There were times when he gave himself up to dreams of glory, saw himself decorated with high awards for bravery. He would imagine himself performing some impossible act of courage ... saving an Army Corps from destruction ... showing resource in a period of crisis, and so bringing salvation where utter loss had seemed inevitable. But these times of glory were few and brief: he saw himself most often, killed ingloriously, inconspicuously, one of a crowd, blown, perhaps, to pieces or buried in bombarded earthworks; and through his dreams of glory and his plans for work in Ireland, there stubbornly thrust itself this accusation: I'm a coward! I'm a coward! I'm a coward!
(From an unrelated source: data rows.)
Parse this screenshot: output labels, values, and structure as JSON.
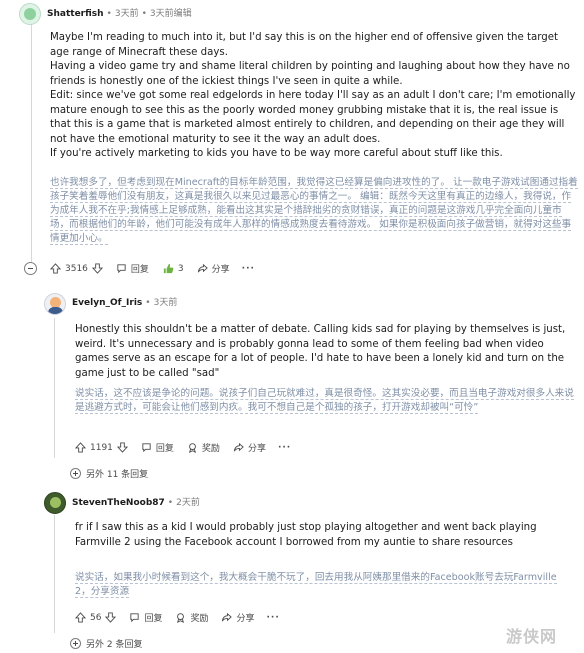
{
  "comments": [
    {
      "username": "Shatterfish",
      "time": "3天前",
      "edited": "3天前编辑",
      "paragraphs": [
        "Maybe I'm reading to much into it, but I'd say this is on the higher end of offensive given the target age range of Minecraft these days.",
        "Having a video game try and shame literal children by pointing and laughing about how they have no friends is honestly one of the ickiest things I've seen in quite a while.",
        "Edit: since we've got some real edgelords in here today I'll say as an adult I don't care; I'm emotionally mature enough to see this as the poorly worded money grubbing mistake that it is, the real issue is that this is a game that is marketed almost entirely to children, and depending on their age they will not have the emotional maturity to see it the way an adult does.",
        "If you're actively marketing to kids you have to be way more careful about stuff like this."
      ],
      "translation": "也许我想多了，但考虑到现在Minecraft的目标年龄范围，我觉得这已经算是偏向进攻性的了。 让一款电子游戏试图通过指着孩子笑着羞辱他们没有朋友，这真是我很久以来见过最恶心的事情之一。 编辑：既然今天这里有真正的边缘人，我得说，作为成年人我不在乎;我情感上足够成熟，能看出这其实是个措辞拙劣的贪财错误，真正的问题是这游戏几乎完全面向儿童市场，而根据他们的年龄，他们可能没有成年人那样的情感成熟度去看待游戏。 如果你是积极面向孩子做营销，就得对这些事情更加小心。",
      "score": "3516",
      "reply_label": "回复",
      "award_count": "3",
      "share_label": "分享",
      "more_label": "···"
    },
    {
      "username": "Evelyn_Of_Iris",
      "time": "3天前",
      "paragraphs": [
        "Honestly this shouldn't be a matter of debate. Calling kids sad for playing by themselves is just, weird. It's unnecessary and is probably gonna lead to some of them feeling bad when video games serve as an escape for a lot of people. I'd hate to have been a lonely kid and turn on the game just to be called \"sad\""
      ],
      "translation": "说实话，这不应该是争论的问题。说孩子们自己玩就难过，真是很奇怪。这其实没必要，而且当电子游戏对很多人来说是逃避方式时，可能会让他们感到内疚。我可不想自己是个孤独的孩子，打开游戏却被叫“可怜”",
      "score": "1191",
      "reply_label": "回复",
      "award_label": "奖励",
      "share_label": "分享",
      "more_label": "···",
      "more_replies": "另外 11 条回复"
    },
    {
      "username": "StevenTheNoob87",
      "time": "2天前",
      "paragraphs": [
        "fr if I saw this as a kid I would probably just stop playing altogether and went back playing Farmville 2 using the Facebook account I borrowed from my auntie to share resources"
      ],
      "translation": "说实话，如果我小时候看到这个，我大概会干脆不玩了，回去用我从阿姨那里借来的Facebook账号去玩Farmville 2，分享资源",
      "score": "56",
      "reply_label": "回复",
      "award_label": "奖励",
      "share_label": "分享",
      "more_label": "···",
      "more_replies": "另外 2 条回复"
    }
  ],
  "watermark": "游侠网",
  "colors": {
    "translation": "#7f8fa6",
    "meta": "#7c7c7c",
    "rail": "#d7d7d7"
  }
}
In England, men were charging the queer people who called themselves Conscientious Objectors with cowardice, but the charge seemed a baseless one to Henry. He did not believe that he could endure the odium and obloquy which some of the Conscientious Objectors had borne. There was courage in the man who said, "I will fight for my country!" but that courage might be less than that of the man who said, "I will not fight for my country!" Henry was not a Conscientious Objector, nor could he understand the state of mind of the man who was. He was a coward. Inside him, he knew that he was a coward. Inside him, he accused himself of cowardice. Everything in his life showed that he was a coward, that he shrank from physical combats, from tests of courage, that sometimes he shrank from spiritual contests....

"I ought to tell Mary," he said to himself. "I can't marry her without telling her that I'm ... a funk!"

But he temporised even in this. "I'll wait a little while longer," he said. "Perhaps later on!..."

Always he wanted to thrust the unpleasant thing a little further off; It was as if he had said to himself, "I won't deal with it just yet ... and perhaps it won't need to be dealt with!"